No, not the football team I supported so fervently in my youth, but the real thing. I'm writing about wolves in the final section of my chapter on the Monts d'Arrée and made yet another visit to the Musée du Loup at Cloitre-St-Thégonnec this week. I do their book fair every year and an occasional walk from the village, so it's familiar territory. This time we walked in blazing sun right up onto the Landes de Cragou, a typical terrain of the Monts d'Arrée's distinctive landscape.
An unpleasing irony is that the wolf museum does not allow dogs in, so it was a fleeting look on a very hot afternoon. I just wanted to get a bit of the atmosphere of the days when wolves were common in Brittany and look again at some examples of the oral tradition. It was ill-advised to call a wolf a wolf in those days: Yann and Willy were apparently preferable modes of address. Hard to imagine the circumstances - it makes me think of Ogen Nash:  If called by a panther, don't anther.
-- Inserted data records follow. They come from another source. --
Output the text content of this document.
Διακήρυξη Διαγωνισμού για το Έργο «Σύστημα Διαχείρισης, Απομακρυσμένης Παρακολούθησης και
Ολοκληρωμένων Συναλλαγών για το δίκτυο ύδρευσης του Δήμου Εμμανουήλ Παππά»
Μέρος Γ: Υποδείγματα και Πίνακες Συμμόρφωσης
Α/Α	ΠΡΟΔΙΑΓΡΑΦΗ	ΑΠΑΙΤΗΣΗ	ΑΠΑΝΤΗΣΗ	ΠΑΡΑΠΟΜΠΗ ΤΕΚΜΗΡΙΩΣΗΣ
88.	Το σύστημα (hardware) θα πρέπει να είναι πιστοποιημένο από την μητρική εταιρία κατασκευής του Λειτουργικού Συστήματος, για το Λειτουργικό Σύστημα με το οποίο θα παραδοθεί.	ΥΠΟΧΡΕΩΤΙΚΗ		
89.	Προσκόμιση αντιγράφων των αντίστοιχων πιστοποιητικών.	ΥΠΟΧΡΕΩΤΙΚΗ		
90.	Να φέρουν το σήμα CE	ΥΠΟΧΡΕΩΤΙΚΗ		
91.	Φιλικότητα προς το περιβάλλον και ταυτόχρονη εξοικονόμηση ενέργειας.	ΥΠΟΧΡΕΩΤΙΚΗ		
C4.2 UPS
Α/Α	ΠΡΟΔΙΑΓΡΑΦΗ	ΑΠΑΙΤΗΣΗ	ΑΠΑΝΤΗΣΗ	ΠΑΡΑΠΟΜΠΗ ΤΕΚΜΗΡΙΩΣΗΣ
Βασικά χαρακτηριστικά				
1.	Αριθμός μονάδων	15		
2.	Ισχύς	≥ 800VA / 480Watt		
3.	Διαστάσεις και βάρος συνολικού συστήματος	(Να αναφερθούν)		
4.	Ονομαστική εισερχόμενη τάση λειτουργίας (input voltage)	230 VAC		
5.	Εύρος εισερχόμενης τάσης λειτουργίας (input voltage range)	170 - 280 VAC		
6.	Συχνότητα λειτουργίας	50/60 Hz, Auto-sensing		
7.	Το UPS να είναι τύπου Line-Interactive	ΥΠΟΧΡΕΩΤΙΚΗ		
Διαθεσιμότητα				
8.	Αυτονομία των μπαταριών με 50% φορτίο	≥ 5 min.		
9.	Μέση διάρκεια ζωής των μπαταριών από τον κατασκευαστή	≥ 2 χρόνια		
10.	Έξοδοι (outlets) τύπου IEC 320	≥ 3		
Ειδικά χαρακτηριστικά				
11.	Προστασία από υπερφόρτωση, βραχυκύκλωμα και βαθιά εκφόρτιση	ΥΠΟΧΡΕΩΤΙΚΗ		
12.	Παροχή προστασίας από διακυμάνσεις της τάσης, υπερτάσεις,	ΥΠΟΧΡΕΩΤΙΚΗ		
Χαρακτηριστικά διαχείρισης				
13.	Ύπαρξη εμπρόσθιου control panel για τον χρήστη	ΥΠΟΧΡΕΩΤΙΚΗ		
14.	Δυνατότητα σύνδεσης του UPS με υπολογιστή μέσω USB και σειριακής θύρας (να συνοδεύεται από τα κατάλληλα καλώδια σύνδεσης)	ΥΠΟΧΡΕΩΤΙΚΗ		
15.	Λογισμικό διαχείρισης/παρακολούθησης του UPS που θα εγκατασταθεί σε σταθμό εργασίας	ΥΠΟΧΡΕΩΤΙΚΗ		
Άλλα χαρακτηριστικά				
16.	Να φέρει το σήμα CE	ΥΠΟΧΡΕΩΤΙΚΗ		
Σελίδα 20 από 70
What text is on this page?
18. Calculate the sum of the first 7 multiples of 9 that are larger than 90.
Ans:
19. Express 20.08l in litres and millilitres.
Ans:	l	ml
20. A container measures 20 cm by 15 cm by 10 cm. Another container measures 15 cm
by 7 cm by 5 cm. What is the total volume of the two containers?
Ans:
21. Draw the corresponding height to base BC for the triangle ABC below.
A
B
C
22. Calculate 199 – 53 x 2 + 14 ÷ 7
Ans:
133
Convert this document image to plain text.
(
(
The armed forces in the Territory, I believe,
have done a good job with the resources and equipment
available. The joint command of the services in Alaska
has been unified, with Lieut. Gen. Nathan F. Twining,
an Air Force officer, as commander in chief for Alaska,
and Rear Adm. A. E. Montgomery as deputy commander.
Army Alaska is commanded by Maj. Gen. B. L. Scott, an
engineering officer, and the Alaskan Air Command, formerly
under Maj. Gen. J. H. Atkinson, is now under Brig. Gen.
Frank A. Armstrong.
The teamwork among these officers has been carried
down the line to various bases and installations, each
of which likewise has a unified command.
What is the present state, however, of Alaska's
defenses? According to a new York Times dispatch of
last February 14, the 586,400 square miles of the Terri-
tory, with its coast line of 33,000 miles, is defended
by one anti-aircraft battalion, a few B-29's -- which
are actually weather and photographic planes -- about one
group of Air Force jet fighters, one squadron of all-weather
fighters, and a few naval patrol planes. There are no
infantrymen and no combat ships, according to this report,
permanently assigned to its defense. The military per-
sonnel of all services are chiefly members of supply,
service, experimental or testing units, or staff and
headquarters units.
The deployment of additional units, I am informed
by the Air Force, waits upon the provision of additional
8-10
Go away in the name of St Hervé if you are a wolf,
In the name of God if you are Satan.

Tuesday, August 13, 2013

Day out in Pays Bigouden

Pleased to take my friend Jeanne out for her birthday on a leisurely trip around Pays Bigouden. First we visited the Menhir of the Rights of Man, named after a ship wrecked here in the 18th century, with a commemorative inscription put up by Major Pippon from Jersey who was one of the survivors. Lunch at Pors Poulhan consisted of moules frites (J) and delicious fresh sardines (W), followed by a strange yet ultimately yummy concoction of chocolate and salted caramel. Time for a stroll along the coast at Penhors and a paddle for me and the dog. Beautiful day, all well with the world.

Friday, August 02, 2013

Quiet time

As I seem to be the only person on the planet who does not like hot weather, I'm having a few weeks at home with no trips away until September. This fits in with work, as I'm now on the chapter Moor, which is mainly about my own area - the Monts d'Arrée. Today I visited the Maison du Recteur at Loqueffret for some research about the rag-and-bone trade that characterised certain communities for centuries. Next door is one of the very few churches in Brittany dedicated to a female saint - Jenovefa in this case, sister of Saint Edern who has his church at nearby Lannedern.
Lots of interesting and varied work outside the book lately, with a fun interview with my friends from Spotlight Radio (who are very good at editing, and needed to on this occasion as I forgot the thing I most wanted to say about Morlaix and had to stick it on at the end). I've written an article for the Brittany Ferries magazine winter edition, started a leaflet for a local commune and finished my commissioned Nantes piece. Wish I'd taken the time to write the Nantes section for my book at the same time, but it will have to wait its turn.
This week I did a tour of Quimper for visiting Canadian academic Chris Andersen and his wife Nish. That was a very interesting encounter as Chris is working on a project about nationalism and identity involving Brittany. We had a stroll round the town and then  (yet another) delicious lunch at Chez Max.
Other than that, I've been to a couple of festivals, including jazz at Chateauneuf-du-Faou in pouring rain, and walked a lot. Despite how this may sound, there have still been many hours at my desk writing, with Barzaz playing in the background.